In the case of OpenCable/OCAP and EBIF, we had to be careful with our criticism since the individuals who created those standards were the same people who were evaluating our technology at the MSOs. It turned out that biting our tongues did not do any good since those operators did not deploy our technology anyway.

It’s often said that “being too early is indistinguishable from being wrong.” Whether we were too early, or the customers were too late and tended to not act independently (i.e., follow the herd), could be debated. Somebody has to go first, and if nobody does, things can go untried for years — or even decades.

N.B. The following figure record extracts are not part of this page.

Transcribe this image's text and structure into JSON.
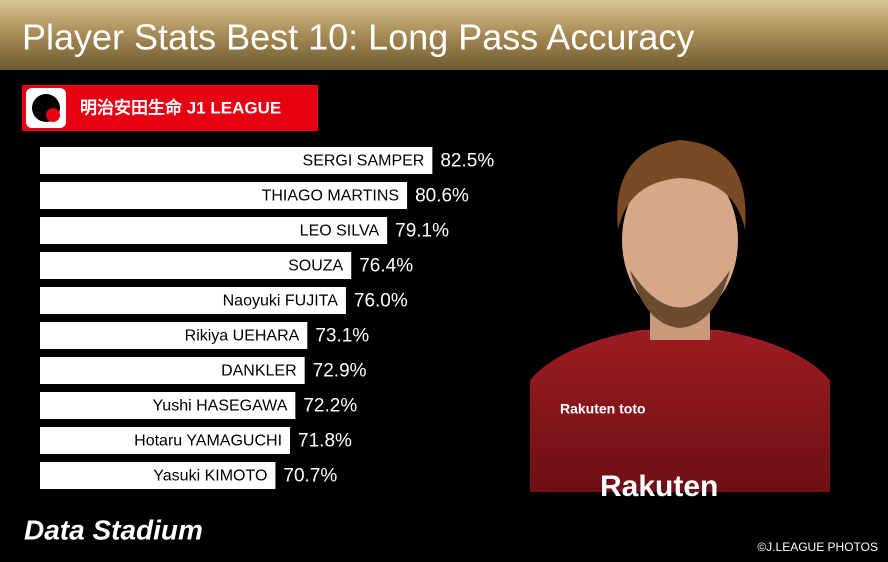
{
  "chart_data": {
    "type": "bar",
    "orientation": "horizontal",
    "title": "Player Stats Best 10: Long Pass Accuracy",
    "categories": [
      "SERGI SAMPER",
      "THIAGO MARTINS",
      "LEO SILVA",
      "SOUZA",
      "Naoyuki FUJITA",
      "Rikiya UEHARA",
      "DANKLER",
      "Yushi HASEGAWA",
      "Hotaru YAMAGUCHI",
      "Yasuki KIMOTO"
    ],
    "values": [
      82.5,
      80.6,
      79.1,
      76.4,
      76.0,
      73.1,
      72.9,
      72.2,
      71.8,
      70.7
    ],
    "value_labels": [
      "82.5%",
      "80.6%",
      "79.1%",
      "76.4%",
      "76.0%",
      "73.1%",
      "72.9%",
      "72.2%",
      "71.8%",
      "70.7%"
    ],
    "color": "#ffffff",
    "xlim": [
      53,
      83
    ]
  },
  "logo": {
    "text": "明治安田生命 J1 LEAGUE"
  },
  "brand": "Data Stadium",
  "credit": "©J.LEAGUE PHOTOS"
}
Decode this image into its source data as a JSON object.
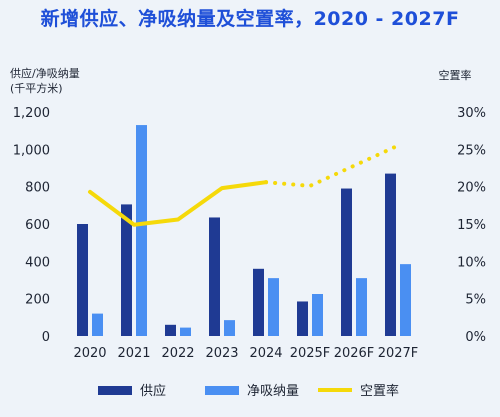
{
  "chart_data": {
    "type": "bar",
    "title": "新增供应、净吸纳量及空置率，2020 - 2027F",
    "ylabel_left": "供应/净吸纳量\n(千平方米)",
    "ylabel_right": "空置率",
    "categories": [
      "2020",
      "2021",
      "2022",
      "2023",
      "2024",
      "2025F",
      "2026F",
      "2027F"
    ],
    "ylim_left": [
      0,
      1200
    ],
    "yticks_left": [
      "0",
      "200",
      "400",
      "600",
      "800",
      "1,000",
      "1,200"
    ],
    "ylim_right": [
      0,
      30
    ],
    "yticks_right": [
      "0%",
      "5%",
      "10%",
      "15%",
      "20%",
      "25%",
      "30%"
    ],
    "series": [
      {
        "name": "供应",
        "type": "bar",
        "axis": "left",
        "color": "#1f3a93",
        "values": [
          600,
          705,
          60,
          635,
          360,
          185,
          790,
          870
        ]
      },
      {
        "name": "净吸纳量",
        "type": "bar",
        "axis": "left",
        "color": "#4a8ff2",
        "values": [
          120,
          1130,
          45,
          85,
          310,
          225,
          310,
          385
        ]
      },
      {
        "name": "空置率",
        "type": "line",
        "axis": "right",
        "color": "#f5d90a",
        "values": [
          19.3,
          14.9,
          15.6,
          19.8,
          20.6,
          20.1,
          22.8,
          25.5
        ],
        "dashed_from_index": 4
      }
    ],
    "legend_position": "bottom",
    "grid": false
  }
}
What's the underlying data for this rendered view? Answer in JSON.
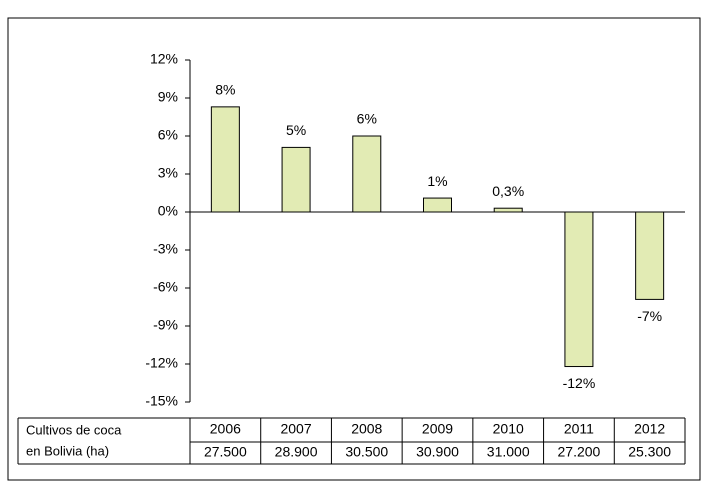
{
  "chart_data": {
    "type": "bar",
    "categories": [
      "2006",
      "2007",
      "2008",
      "2009",
      "2010",
      "2011",
      "2012"
    ],
    "values": [
      8.3,
      5.1,
      6.0,
      1.1,
      0.3,
      -12.2,
      -6.9
    ],
    "value_labels": [
      "8%",
      "5%",
      "6%",
      "1%",
      "0,3%",
      "-12%",
      "-7%"
    ],
    "color": "#e2ebb4",
    "ylim": [
      -15,
      12
    ],
    "yticks": [
      {
        "value": 12,
        "label": "12%"
      },
      {
        "value": 9,
        "label": "9%"
      },
      {
        "value": 6,
        "label": "6%"
      },
      {
        "value": 3,
        "label": "3%"
      },
      {
        "value": 0,
        "label": "0%"
      },
      {
        "value": -3,
        "label": "-3%"
      },
      {
        "value": -6,
        "label": "-6%"
      },
      {
        "value": -9,
        "label": "-9%"
      },
      {
        "value": -12,
        "label": "-12%"
      },
      {
        "value": -15,
        "label": "-15%"
      }
    ],
    "table": {
      "row_label": [
        "Cultivos de coca",
        "en Bolivia  (ha)"
      ],
      "values": [
        "27.500",
        "28.900",
        "30.500",
        "30.900",
        "31.000",
        "27.200",
        "25.300"
      ]
    }
  }
}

One bit of evidence that we weren’t too early was that in 1998 a cable operator [St. Joseph Cablevision] that was not part of the industry cabal — where they all talk to each other and decide what truth is — tried us. They deployed us, and over the four years that our product, and their service, was deployed there, they realized an average of $18 per month of ICTV-only revenues, which was actually a pretty healthy payback. [ICTV changed its name to ActiveVideo Networks in 2008.]

When you’re offering something radical, most people have a hard time doing something different than the rest of the industry. That is one of the things that’s so wonderful about Jim Blackley [executive vice president of engineering and information technology of Charter] and Tom Rutledge [Charter CEO]. They’re willing to look at whatever evidence with fresh eyes and don’t feel compelled to conform in all respects. They did that with us at Cablevision, and it turned out well for them, so they took it to the next level at Charter.

MCN: Now that you’ve got a deal to sell ActiveVideo, will we still see you in cable circles?

GL: I am planning to go to the INTX show. I’m not sure how much I’m going to invest in additional companies seeking to sell to the cable industry because consolidation has made it harder and harder for a new third-party vendor to build a business. But my jury is out on that.